The timing of the referendum, only a few days after the royal wedding, also cannot have helped.  And the No campaign is reported to have received a lot of financial support which it is not obliged to declare.

But before the complaints get louder, the Yes side needs to remember that it wrote the rules.  The referendum was created by an act of parliament, into which more safeguards could have been written.  (There was a strong lobby to change the date, for example, which the government resisted.)  If the ground for the referendum was not prepared properly, its proponents have only themselves to blame.

And secondly, there is the Tolstoy problem.  His great novel “Anna Karenina” opens with the observation that:

“Happy families are all alike; every unhappy family is unhappy in its own way.”

To succeed in a referendum, there has to be a consistent story behind the Yes campaign.  No voters, on the other hand, can vote No for many different and mutually contradictory reasons: all that matters is that they do not agree with the reason for voting Yes.  Arguments were put against AV both that it was like PR (David Starkey) and that it was not like PR (Paul Anderson).  These two arguments cannot both be true, but it does not matter because a voter only needs to be persuaded by one of them.  (And who, other than your blogger, has read both David Starkey and Paul Anderson anyway?)

Potential Yes voters were told both that AV would put voters in the driving seat rather than politicians, and that it would give the country permanent centre-left government.  “A vote for AV is a vote for Labour’s values”, said Ben Bradshaw: what about voters who do not share Labour’s values?

A Yes campaign does not need identical messages for all voters, but the messages it uses need to be mutually compatible, a phenomenon observed in the French referendum on the constitutional treaty in 2005.  In the absence of such coherence, the Yes campaign will be weakened.

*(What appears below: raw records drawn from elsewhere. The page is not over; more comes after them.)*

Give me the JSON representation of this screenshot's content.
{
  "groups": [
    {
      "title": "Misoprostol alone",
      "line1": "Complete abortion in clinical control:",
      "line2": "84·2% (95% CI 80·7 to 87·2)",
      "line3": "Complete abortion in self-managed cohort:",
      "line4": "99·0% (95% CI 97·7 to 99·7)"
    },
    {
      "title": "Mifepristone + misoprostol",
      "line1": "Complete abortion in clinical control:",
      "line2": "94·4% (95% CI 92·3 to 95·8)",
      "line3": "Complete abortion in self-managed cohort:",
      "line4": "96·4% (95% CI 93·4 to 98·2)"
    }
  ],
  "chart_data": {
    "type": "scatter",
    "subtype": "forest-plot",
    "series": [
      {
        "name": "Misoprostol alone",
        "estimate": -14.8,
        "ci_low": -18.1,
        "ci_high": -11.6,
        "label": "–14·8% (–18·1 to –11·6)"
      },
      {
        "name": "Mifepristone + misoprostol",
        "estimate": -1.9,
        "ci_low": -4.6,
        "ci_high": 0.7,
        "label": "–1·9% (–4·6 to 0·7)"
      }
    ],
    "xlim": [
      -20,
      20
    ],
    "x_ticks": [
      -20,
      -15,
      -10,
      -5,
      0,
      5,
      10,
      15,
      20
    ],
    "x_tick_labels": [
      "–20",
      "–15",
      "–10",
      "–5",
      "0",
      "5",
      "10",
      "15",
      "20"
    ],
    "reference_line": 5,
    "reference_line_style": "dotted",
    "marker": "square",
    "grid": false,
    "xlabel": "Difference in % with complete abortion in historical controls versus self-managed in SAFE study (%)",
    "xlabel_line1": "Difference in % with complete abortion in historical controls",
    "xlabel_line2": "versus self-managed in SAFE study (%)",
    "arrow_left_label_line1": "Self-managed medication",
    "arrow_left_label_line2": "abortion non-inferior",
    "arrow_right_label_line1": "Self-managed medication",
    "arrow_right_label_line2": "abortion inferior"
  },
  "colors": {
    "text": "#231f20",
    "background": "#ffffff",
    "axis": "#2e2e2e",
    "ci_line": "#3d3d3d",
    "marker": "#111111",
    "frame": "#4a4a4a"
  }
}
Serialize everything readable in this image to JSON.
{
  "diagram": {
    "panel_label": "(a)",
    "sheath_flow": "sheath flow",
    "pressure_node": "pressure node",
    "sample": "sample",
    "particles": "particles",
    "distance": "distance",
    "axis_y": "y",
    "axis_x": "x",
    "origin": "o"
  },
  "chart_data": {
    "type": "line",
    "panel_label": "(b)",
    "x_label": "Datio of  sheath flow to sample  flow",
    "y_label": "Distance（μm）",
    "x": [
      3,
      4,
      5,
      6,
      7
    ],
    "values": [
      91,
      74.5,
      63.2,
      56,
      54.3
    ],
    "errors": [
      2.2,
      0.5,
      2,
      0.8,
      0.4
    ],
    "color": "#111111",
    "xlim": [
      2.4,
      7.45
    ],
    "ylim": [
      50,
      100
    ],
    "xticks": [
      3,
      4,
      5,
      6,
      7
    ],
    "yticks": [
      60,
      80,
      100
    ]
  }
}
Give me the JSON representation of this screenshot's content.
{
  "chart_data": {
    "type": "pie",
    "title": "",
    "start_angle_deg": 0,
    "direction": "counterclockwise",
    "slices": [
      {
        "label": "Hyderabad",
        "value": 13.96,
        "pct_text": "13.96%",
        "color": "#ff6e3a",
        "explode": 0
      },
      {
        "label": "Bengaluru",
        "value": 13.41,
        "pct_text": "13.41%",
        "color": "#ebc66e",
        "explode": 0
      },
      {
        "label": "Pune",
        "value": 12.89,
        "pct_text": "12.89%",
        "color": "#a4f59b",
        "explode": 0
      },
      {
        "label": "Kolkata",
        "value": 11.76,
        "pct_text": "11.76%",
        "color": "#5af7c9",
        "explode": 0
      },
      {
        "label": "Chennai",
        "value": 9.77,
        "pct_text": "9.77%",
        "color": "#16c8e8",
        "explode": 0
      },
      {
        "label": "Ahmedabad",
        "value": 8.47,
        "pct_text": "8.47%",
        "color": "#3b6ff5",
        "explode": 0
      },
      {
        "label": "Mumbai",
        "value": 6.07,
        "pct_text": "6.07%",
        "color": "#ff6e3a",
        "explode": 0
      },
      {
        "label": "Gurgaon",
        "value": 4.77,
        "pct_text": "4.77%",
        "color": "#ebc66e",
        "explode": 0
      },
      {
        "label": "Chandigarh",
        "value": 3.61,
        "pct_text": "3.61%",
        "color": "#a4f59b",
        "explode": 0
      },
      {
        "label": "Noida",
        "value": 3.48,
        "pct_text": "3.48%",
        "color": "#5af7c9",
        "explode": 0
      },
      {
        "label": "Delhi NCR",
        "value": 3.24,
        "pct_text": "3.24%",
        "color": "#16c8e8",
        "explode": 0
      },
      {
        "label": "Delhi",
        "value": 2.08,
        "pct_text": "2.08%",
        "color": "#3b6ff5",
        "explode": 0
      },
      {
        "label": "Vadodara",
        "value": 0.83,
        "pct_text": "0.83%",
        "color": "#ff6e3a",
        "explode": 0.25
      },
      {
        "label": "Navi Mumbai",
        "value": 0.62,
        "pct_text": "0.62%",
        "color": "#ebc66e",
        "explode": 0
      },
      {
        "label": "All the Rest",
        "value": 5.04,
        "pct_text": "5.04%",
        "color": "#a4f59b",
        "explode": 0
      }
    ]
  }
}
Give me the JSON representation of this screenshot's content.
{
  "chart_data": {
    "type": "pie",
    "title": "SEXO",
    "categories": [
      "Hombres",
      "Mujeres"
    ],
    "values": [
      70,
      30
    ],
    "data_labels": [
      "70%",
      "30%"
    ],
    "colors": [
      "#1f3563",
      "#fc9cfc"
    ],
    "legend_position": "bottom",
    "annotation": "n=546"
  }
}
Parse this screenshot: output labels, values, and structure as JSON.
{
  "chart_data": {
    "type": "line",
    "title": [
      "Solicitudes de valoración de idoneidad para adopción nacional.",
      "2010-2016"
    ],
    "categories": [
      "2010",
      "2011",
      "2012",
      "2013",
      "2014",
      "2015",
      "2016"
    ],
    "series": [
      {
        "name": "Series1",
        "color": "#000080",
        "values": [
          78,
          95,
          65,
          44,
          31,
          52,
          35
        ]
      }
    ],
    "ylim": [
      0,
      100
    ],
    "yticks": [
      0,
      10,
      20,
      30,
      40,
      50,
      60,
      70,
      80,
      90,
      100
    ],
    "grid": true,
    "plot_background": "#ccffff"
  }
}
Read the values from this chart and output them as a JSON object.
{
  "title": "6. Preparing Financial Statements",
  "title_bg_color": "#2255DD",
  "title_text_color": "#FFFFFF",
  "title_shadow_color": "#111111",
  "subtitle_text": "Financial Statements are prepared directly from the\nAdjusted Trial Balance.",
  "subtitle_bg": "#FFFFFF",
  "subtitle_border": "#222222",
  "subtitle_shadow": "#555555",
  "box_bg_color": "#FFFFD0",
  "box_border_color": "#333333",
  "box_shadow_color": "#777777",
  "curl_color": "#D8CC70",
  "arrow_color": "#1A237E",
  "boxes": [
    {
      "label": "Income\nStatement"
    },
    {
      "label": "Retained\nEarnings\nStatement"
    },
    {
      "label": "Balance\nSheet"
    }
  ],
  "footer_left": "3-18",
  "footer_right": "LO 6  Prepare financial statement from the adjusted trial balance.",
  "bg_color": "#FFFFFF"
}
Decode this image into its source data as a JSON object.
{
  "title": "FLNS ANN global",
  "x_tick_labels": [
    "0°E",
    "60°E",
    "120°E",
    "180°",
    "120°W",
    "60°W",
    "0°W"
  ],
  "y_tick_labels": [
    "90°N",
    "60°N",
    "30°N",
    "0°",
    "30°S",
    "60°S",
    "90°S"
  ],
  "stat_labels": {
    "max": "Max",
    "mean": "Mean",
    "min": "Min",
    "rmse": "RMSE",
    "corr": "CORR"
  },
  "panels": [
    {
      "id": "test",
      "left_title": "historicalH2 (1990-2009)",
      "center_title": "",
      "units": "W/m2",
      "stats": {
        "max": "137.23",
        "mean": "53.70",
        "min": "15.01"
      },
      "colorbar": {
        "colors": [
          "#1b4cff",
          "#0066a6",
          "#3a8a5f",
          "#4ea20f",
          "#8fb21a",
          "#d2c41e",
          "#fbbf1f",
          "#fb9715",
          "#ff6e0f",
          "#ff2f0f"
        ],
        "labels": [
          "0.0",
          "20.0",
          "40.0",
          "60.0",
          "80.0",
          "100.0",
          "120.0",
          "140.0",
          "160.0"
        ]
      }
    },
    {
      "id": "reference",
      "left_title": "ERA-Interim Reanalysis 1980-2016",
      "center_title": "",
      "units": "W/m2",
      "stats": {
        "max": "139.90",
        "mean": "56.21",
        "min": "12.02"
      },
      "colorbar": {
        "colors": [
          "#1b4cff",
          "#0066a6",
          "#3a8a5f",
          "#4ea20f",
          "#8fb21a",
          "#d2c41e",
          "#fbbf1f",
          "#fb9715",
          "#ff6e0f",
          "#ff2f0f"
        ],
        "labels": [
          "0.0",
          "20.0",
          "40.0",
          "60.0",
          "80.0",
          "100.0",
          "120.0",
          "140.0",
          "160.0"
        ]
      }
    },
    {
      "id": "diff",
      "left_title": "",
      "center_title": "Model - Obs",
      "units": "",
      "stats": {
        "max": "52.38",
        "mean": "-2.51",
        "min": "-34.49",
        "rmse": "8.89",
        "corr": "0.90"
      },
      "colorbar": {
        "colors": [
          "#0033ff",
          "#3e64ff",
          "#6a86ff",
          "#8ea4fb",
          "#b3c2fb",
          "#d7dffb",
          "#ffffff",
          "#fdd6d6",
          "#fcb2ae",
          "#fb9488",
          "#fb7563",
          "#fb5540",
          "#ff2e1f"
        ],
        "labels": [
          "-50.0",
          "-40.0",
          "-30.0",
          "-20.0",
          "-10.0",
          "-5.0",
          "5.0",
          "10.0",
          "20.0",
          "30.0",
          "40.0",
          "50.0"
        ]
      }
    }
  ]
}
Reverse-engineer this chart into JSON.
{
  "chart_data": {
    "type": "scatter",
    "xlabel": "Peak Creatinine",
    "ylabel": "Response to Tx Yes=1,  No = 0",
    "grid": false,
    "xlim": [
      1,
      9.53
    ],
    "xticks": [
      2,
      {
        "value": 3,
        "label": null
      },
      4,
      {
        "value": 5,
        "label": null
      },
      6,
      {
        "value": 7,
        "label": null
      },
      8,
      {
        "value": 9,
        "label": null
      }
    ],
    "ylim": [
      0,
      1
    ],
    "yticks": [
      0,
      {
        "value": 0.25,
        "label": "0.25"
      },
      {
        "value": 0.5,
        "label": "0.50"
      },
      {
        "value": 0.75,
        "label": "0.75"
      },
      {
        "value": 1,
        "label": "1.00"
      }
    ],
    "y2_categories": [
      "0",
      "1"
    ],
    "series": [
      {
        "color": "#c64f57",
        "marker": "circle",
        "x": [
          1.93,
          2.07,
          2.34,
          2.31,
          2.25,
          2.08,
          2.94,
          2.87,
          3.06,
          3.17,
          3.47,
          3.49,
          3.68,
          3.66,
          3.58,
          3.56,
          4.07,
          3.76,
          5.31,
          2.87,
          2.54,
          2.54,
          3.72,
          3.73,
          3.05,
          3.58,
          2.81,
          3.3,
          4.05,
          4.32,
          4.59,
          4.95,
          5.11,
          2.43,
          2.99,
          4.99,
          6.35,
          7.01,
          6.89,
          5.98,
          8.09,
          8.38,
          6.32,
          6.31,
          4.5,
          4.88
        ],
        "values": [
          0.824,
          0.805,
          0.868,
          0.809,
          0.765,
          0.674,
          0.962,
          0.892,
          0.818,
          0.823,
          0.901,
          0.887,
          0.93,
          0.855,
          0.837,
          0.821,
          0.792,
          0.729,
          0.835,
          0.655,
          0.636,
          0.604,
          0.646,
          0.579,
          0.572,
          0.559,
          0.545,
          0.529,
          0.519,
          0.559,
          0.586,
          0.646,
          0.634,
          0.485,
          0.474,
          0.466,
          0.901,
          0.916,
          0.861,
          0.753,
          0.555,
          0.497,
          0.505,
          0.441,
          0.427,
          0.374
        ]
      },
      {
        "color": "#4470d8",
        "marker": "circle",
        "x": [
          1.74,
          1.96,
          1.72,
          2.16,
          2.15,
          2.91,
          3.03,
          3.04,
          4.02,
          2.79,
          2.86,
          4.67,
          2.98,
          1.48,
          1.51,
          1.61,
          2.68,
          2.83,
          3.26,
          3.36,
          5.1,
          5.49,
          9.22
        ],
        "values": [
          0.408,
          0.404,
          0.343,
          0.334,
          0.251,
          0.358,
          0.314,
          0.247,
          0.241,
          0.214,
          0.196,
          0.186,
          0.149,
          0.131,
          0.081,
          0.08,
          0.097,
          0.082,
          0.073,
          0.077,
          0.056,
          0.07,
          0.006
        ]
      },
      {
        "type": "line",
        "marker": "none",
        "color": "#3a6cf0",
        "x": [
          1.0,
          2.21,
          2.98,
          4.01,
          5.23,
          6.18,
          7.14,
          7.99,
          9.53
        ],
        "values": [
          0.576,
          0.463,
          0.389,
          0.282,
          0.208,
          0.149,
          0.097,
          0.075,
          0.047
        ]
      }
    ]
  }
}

The defeat of AV on 5 May 2011 makes it unlikely that there will be a further referendum on electoral reform for some considerable time to come, but it is still worth being interested in the conduct of referendums.  The government’s European Union bill envisages referendums on future treaty changes that pool more sovereignty (according to its rather uneven definition of how sovereignty is pooled within the EU).  Obviously, the current government also intends that there shouldn’t be any further pooling of sovereignty in future, but they can’t guarantee that.  Should there be further referendums on European issues (or on anything else), these lessons need to be learned.